POL-OS: Fürstenau – Warnung vor falschen Polizeibeamten

30.08.2021 – 13:56

Polizeiinspektion Osnabrück

In Fürstenau kam es am Montagvormittag zu mehreren Anrufen von falschen Polizeibeamten. Die Betrüger meldeten sich bei vorwiegend älteren Bürgerinnen und Bürgern, gaben sich als Polizeibeamte aus und teilten mit, dass eine Einbrecherbande festgenommen worden sei. Die Festgenommenen hätten einen Zettel mit der Anschrift der Angerufenen bei sich gehabt und im weiteren Verlauf fragten die angeblichen Polizeibeamten nach Wertgegenständen. Die Senioren durchschauten jedoch die Absicht und fielen nicht auf die Betrüger herein.

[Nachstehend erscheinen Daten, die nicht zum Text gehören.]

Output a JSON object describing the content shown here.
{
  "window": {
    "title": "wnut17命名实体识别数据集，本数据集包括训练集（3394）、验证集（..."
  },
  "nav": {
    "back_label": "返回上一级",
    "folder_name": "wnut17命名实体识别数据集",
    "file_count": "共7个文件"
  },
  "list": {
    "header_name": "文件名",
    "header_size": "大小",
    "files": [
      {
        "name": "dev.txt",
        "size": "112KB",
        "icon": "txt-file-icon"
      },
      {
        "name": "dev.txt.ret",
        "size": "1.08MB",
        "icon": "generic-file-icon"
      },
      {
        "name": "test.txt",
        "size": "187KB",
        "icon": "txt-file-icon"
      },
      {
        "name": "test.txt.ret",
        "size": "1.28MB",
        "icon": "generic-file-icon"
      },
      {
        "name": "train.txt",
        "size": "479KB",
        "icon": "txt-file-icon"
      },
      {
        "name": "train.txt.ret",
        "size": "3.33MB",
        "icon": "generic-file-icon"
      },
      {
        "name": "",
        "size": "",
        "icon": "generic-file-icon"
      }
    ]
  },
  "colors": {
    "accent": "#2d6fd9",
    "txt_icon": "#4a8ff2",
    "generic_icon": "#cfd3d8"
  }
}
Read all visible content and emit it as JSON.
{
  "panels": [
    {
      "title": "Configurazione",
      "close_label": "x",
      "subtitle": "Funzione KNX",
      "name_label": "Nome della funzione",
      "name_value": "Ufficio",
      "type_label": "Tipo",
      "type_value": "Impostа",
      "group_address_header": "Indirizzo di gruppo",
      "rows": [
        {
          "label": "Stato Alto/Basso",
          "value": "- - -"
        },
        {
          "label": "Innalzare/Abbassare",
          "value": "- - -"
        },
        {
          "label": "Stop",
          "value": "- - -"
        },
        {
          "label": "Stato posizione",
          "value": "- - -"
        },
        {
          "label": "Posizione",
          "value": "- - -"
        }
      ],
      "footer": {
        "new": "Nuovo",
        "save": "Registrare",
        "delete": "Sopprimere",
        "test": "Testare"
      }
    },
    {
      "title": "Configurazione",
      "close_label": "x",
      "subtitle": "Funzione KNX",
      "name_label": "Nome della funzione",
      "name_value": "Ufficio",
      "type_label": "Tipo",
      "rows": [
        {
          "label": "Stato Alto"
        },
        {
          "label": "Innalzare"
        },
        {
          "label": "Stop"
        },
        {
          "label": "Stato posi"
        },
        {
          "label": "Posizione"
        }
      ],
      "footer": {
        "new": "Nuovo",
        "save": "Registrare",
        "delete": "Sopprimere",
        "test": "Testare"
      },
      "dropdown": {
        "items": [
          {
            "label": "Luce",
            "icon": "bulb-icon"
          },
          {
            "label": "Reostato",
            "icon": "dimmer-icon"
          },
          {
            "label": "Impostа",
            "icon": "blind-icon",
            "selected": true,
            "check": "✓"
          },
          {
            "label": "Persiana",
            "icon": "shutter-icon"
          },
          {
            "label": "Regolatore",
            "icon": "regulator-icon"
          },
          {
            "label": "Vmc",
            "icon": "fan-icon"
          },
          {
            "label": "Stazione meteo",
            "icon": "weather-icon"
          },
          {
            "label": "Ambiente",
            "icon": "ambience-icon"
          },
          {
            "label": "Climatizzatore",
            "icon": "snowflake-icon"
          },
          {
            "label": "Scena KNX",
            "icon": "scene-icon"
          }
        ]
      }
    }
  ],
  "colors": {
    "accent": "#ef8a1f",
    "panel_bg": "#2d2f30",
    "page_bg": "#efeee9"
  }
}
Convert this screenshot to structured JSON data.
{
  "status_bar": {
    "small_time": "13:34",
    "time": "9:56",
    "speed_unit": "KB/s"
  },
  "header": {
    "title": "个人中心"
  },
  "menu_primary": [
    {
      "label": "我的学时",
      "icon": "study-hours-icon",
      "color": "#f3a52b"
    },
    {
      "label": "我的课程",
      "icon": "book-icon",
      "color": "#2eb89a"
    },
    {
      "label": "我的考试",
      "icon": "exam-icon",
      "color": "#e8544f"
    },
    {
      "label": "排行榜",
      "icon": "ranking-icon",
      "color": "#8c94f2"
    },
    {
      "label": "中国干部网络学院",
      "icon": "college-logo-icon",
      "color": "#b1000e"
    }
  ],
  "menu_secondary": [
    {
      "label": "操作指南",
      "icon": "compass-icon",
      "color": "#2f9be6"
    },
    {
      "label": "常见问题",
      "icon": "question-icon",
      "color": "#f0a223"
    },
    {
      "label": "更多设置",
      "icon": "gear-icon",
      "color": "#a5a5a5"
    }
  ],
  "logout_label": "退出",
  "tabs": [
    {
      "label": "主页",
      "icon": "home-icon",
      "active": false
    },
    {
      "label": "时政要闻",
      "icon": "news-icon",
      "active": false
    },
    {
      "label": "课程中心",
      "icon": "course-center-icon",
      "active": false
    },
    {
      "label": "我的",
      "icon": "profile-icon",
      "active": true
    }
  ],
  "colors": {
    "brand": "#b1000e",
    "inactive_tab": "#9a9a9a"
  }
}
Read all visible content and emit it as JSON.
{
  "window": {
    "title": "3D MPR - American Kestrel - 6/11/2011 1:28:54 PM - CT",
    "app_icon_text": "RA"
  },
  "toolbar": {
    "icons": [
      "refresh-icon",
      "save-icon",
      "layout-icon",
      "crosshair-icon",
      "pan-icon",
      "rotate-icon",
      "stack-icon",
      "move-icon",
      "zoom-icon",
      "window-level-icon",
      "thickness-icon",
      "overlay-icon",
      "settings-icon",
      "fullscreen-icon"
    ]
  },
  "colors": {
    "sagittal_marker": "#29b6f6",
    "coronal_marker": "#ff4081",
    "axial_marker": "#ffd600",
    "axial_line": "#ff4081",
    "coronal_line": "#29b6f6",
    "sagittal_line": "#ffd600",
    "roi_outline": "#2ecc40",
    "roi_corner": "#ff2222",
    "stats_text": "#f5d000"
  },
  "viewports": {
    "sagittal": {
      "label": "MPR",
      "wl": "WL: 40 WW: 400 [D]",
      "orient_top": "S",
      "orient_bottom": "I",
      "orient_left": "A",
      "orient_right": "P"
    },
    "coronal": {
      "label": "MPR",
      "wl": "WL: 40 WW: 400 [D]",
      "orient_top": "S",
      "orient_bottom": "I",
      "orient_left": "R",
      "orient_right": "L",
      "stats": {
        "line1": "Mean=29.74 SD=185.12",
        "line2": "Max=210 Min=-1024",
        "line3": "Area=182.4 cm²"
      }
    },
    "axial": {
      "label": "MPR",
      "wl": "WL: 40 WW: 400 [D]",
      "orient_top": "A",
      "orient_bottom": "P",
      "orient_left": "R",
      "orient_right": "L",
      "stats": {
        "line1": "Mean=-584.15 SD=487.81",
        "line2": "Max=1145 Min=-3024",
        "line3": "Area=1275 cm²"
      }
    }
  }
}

Die Polizei in Fürstenau nimmt die aktuellen Fälle zum Anlass, um
erneut vor dieser Betrugsmasche zu warnen. Folgende Hinweise sind
wichtig:

– Geben Sie am Telefon keine Details zu Ihren finanziellen

Verhältnissen preis.

– Die Polizei wird Sie niemals um Geldbeträge bitten. Dazu zählen

auch Geldüberweisungen mittels Transferunternehmen
(Moneygram, Western Union, RIA, etc.).

– Lassen Sie sich am Telefon nicht unter Druck setzen. Legen Sie

einfach auf.

– Übergeben Sie niemals Geld oder Wertgegenstände an unbekannte

Personen.

– Lassen Sie sich nicht davon beirren, dass die Anrufer

augenscheinlich über Ihre Lebensumstände informiert sind.

– Rufen Sie beim geringsten Zweifel bei der Behörde an, von der
die

angebliche Amtsperson kommt – in diesem Fall die (echte!!) Polizei.

– Suchen Sie die Telefonnummer der Behörde selbst heraus oder

lassen Sie sich diese durch die Telefonauskunft geben.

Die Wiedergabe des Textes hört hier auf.